Fight for the future

Polite Plea: After almost seven years and 7,000 articles, you may have noticed the number of stories slowing down here. Time moves on, but I'll always keep posting, as the Vita becomes the new Dreamcast.
However, I do need a new Vita as my launch day model is starting to show its age.
Since I don't have the time or content for a Patreon or YT channel, please consider clicking an ad to help reach my new Vita fund!
Once reached, hopefully in time for Christmas, I will remove all adverts, leaving this island of Vita life an ad-free oasis!

Tuesday, February 22, 2011

Sony's Hack-Proof PS3 to Provide Basis for NGP Security? Will there be a death-switch?

After the trauma of seeing its once-secure console repeatedly violated, Sony is supposed to be planning a new version that will defeat the hackers.

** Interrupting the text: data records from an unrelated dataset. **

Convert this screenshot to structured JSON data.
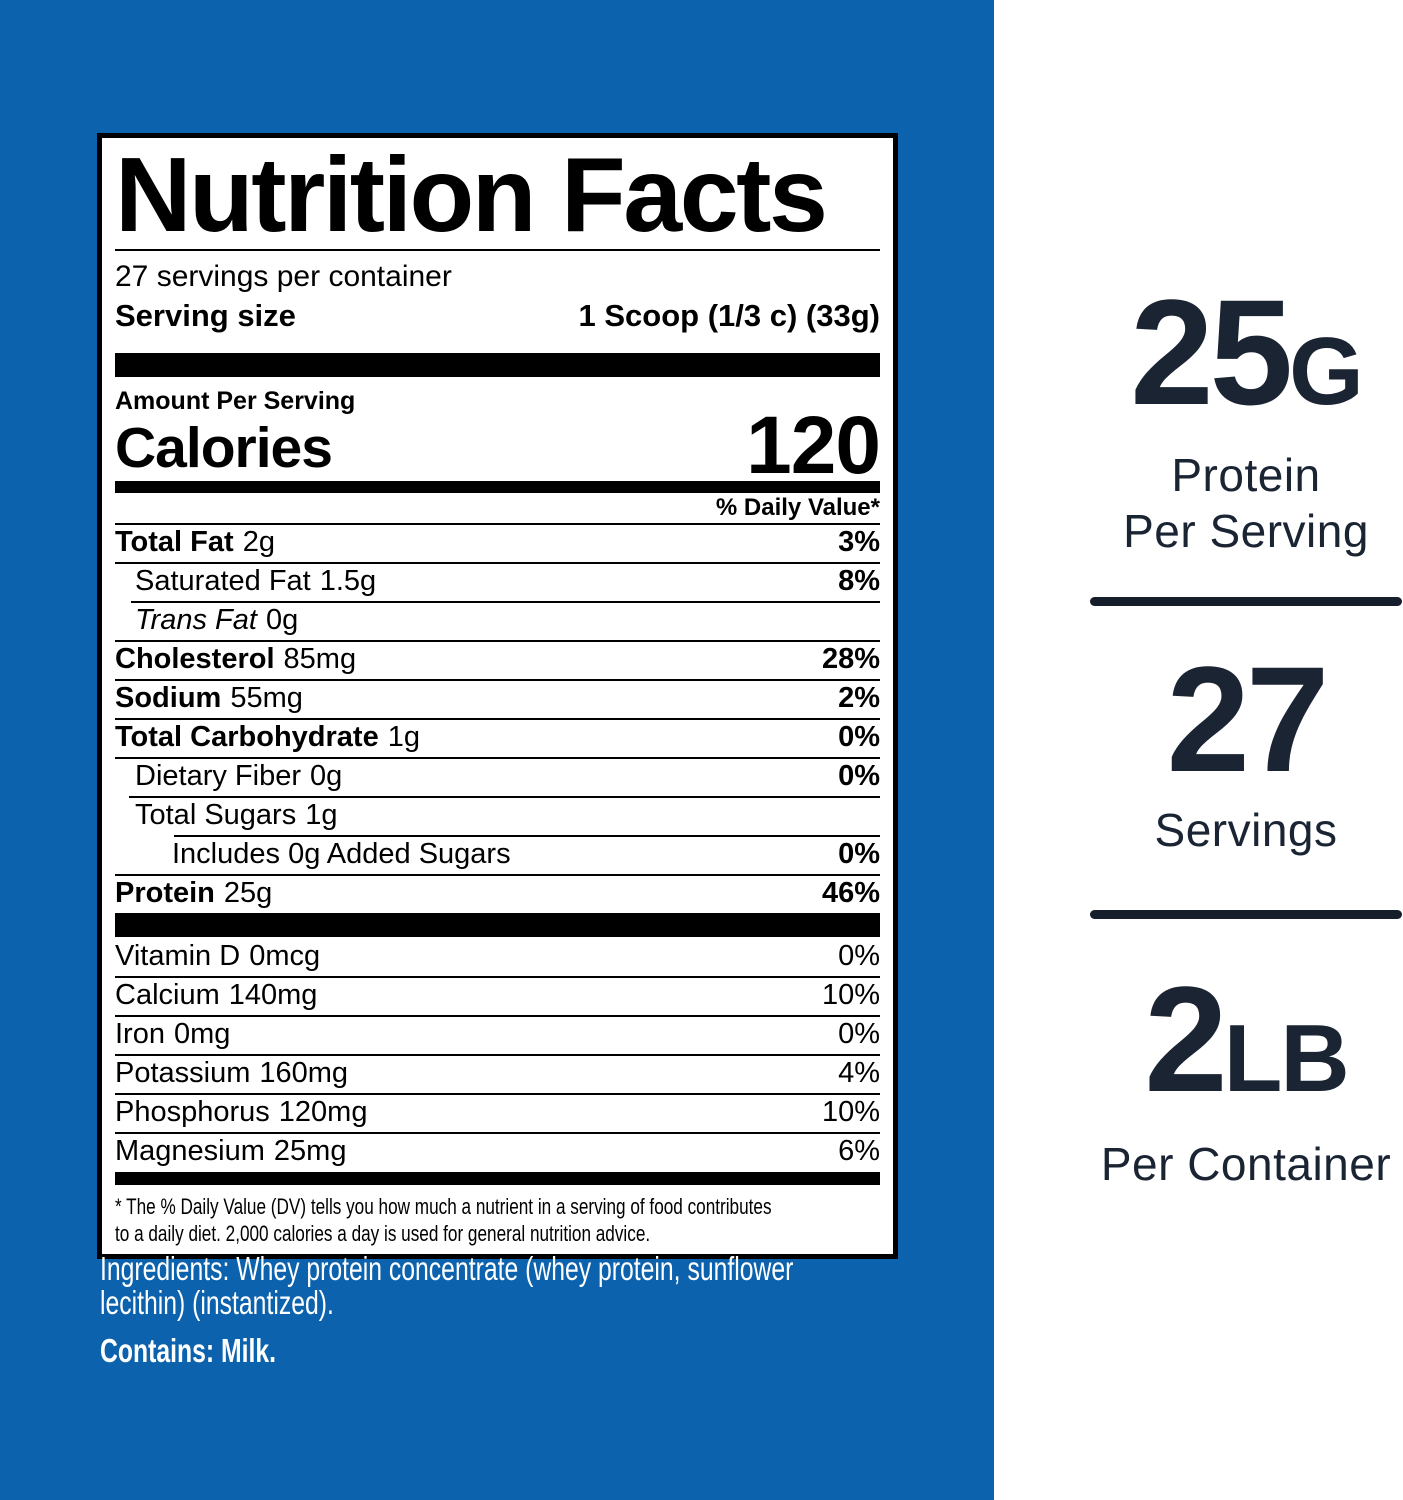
{
  "colors": {
    "background_blue": "#0d62ad",
    "label_background": "#ffffff",
    "label_ink": "#000000",
    "navy_ink": "#1a2433"
  },
  "label": {
    "title": "Nutrition Facts",
    "servings_per_container": "27 servings per container",
    "serving_size_label": "Serving size",
    "serving_size_value": "1 Scoop (1/3 c) (33g)",
    "amount_per_serving": "Amount Per Serving",
    "calories_label": "Calories",
    "calories_value": "120",
    "daily_value_header": "% Daily Value*",
    "nutrients": [
      {
        "name": "Total Fat",
        "amount": "2g",
        "dv": "3%",
        "indent": 0,
        "name_bold": true,
        "name_italic": false,
        "dv_bold": true,
        "divider_indent": 0
      },
      {
        "name": "Saturated Fat",
        "amount": "1.5g",
        "dv": "8%",
        "indent": 1,
        "name_bold": false,
        "name_italic": false,
        "dv_bold": true,
        "divider_indent": 0
      },
      {
        "name": "Trans Fat",
        "amount": "0g",
        "dv": "",
        "indent": 1,
        "name_bold": false,
        "name_italic": true,
        "dv_bold": true,
        "divider_indent": 16
      },
      {
        "name": "Cholesterol",
        "amount": "85mg",
        "dv": "28%",
        "indent": 0,
        "name_bold": true,
        "name_italic": false,
        "dv_bold": true,
        "divider_indent": 0
      },
      {
        "name": "Sodium",
        "amount": "55mg",
        "dv": "2%",
        "indent": 0,
        "name_bold": true,
        "name_italic": false,
        "dv_bold": true,
        "divider_indent": 0
      },
      {
        "name": "Total Carbohydrate",
        "amount": "1g",
        "dv": "0%",
        "indent": 0,
        "name_bold": true,
        "name_italic": false,
        "dv_bold": true,
        "divider_indent": 0
      },
      {
        "name": "Dietary Fiber",
        "amount": "0g",
        "dv": "0%",
        "indent": 1,
        "name_bold": false,
        "name_italic": false,
        "dv_bold": true,
        "divider_indent": 0
      },
      {
        "name": "Total Sugars",
        "amount": "1g",
        "dv": "",
        "indent": 1,
        "name_bold": false,
        "name_italic": false,
        "dv_bold": true,
        "divider_indent": 14
      },
      {
        "name": "Includes 0g Added Sugars",
        "amount": "",
        "dv": "0%",
        "indent": 2,
        "name_bold": false,
        "name_italic": false,
        "dv_bold": true,
        "divider_indent": 59
      },
      {
        "name": "Protein",
        "amount": "25g",
        "dv": "46%",
        "indent": 0,
        "name_bold": true,
        "name_italic": false,
        "dv_bold": true,
        "divider_indent": 0
      }
    ],
    "micronutrients": [
      {
        "name": "Vitamin D",
        "amount": "0mcg",
        "dv": "0%"
      },
      {
        "name": "Calcium",
        "amount": "140mg",
        "dv": "10%"
      },
      {
        "name": "Iron",
        "amount": "0mg",
        "dv": "0%"
      },
      {
        "name": "Potassium",
        "amount": "160mg",
        "dv": "4%"
      },
      {
        "name": "Phosphorus",
        "amount": "120mg",
        "dv": "10%"
      },
      {
        "name": "Magnesium",
        "amount": "25mg",
        "dv": "6%"
      }
    ],
    "footnote_line1": "* The % Daily Value (DV) tells you how much a nutrient in a serving of food contributes",
    "footnote_line2": "to a daily diet. 2,000 calories a day is used for general nutrition advice."
  },
  "ingredients": {
    "line1": "Ingredients: Whey protein concentrate (whey protein, sunflower",
    "line2": "lecithin) (instantized).",
    "contains": "Contains: Milk."
  },
  "highlights": [
    {
      "value": "25",
      "unit": "G",
      "caption_line1": "Protein",
      "caption_line2": "Per Serving"
    },
    {
      "value": "27",
      "unit": "",
      "caption_line1": "Servings",
      "caption_line2": ""
    },
    {
      "value": "2",
      "unit": "LB",
      "caption_line1": "Per Container",
      "caption_line2": ""
    }
  ]
}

After the far-worse trauma that befell the PSP (with something like less than two out of 10 games played being purchased), its fair to assume that Sony will bolt whatever technology the company comes up with for this new PS3 into the NGP.

But you have to bet on the crackers getting through eventually and I wonder when companies will start throwing in a death-switch that starts killing consoles once the terms-of-service have been violated, say, three times by playing pirated games, by refusing to update the software or some other condition.

Sure, NGP has another four years of anti-piracy research to fall back-on, but if Sony is going far enough to claim that the new version will be hack-proof (which is a fairly massive claim in a world of hackers armed with patience and cyber tools that can bring multinationals to their knees), then it would make sense for the PS3 code to follow into its new little brother.

Hopefully Sony's latest pain will see a more secure NGP and one that developers will see is a fortress for which they can continue to have a long and happy relationship with. But the death-switch would be the ultimate sanction and one that has to come eventually if there really is no such thing as hack-proof.